The founders of the International Solidarity Movement, whom she was volunteering with, remember it as a black day. She was acting as a human shield to stop the demolition of the the house of the Palestinian Dr. Samir Masri.
No one has ever been charged in her death, and the Israeli investigation was along the same lines of one Alberto Gonzales would do on himself.
On Monday, attorney Ken Starr will argue before the Supreme Court that high school principals have the right to discipline students who are not on school grounds in the case Frederick v. Morse. I'll be at the Supreme Court for that one, also known as the "Bong Hits 4 Jesus" case.

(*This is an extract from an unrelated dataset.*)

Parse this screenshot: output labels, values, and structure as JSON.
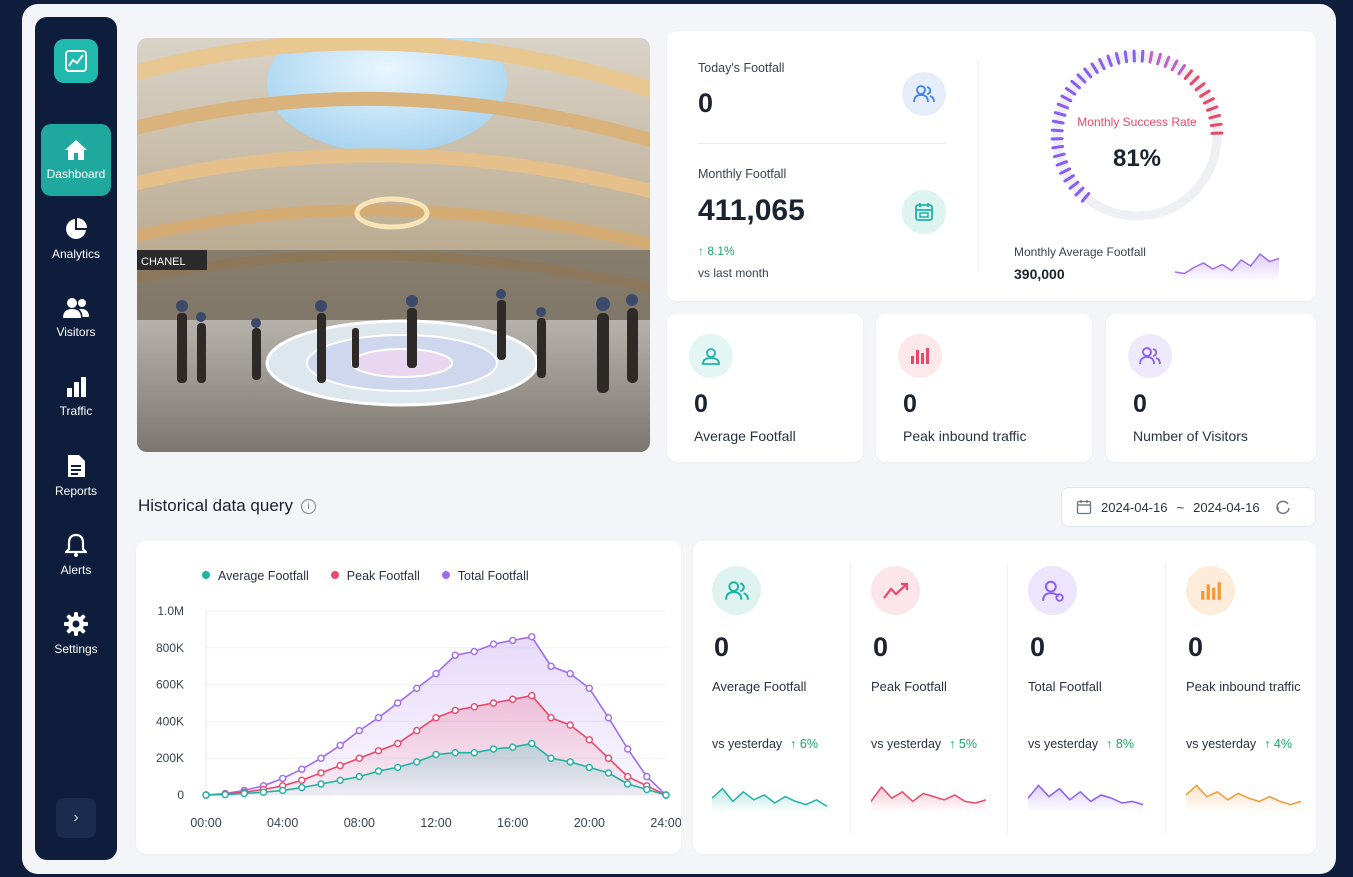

Starr is representing defendant high school principal Deborah Morse of Juneau, Alaska. In January 2002, plaintiff Joe Frederick was a senior at Juneau-Douglas High School.
On the day in question, Frederick's car was stuck in the snow in his driveway, so he missed school. But it didn't matter because it was a half-day, as school let out early so students could participate in that morning's Olympic Torch Relay celebration, sponsored in part by Coca-Cola.
But Frederick arrived in time for the relay, and a dozen or so friends stood across the street from the school. The moment torch runner passed through and tv cameras were rolling, Frederick and company unveiled a massive banner that said "Bong Hits 4 Jesus." Principal Morse, who no longer works at the school, walked off school property and tore the banner down.
She suspended Frederick for five days. When he protested about his free speech rights, she upped it to 10 days. Unruly students on school grounds who hurled snowballs and plastic Coke bottles escaped punishment.
Frederick sued in federal court under Tinker v Des Moines, the 1969 SCOTUS decision which granted students the right to engage in non-disruptive political speech. At some point in the future, I will have an interveiw with John Tinker.
Frederick lost at the district level, appealed, and won in the Ninth Circuit. The school district appealed, and the Supreme Court granted certiorari. If the Supremes agree with Starr, the precedent would extend the authoritarian power of schools into unknown reaches.
The last major school speech case, Hazelwood v. Kuhlmeier, decided in 1988, represented a major restriction on student rights. Justices Stevens and Scalia both voted in the majority on Hazelwood, and are the only remaining members from that court.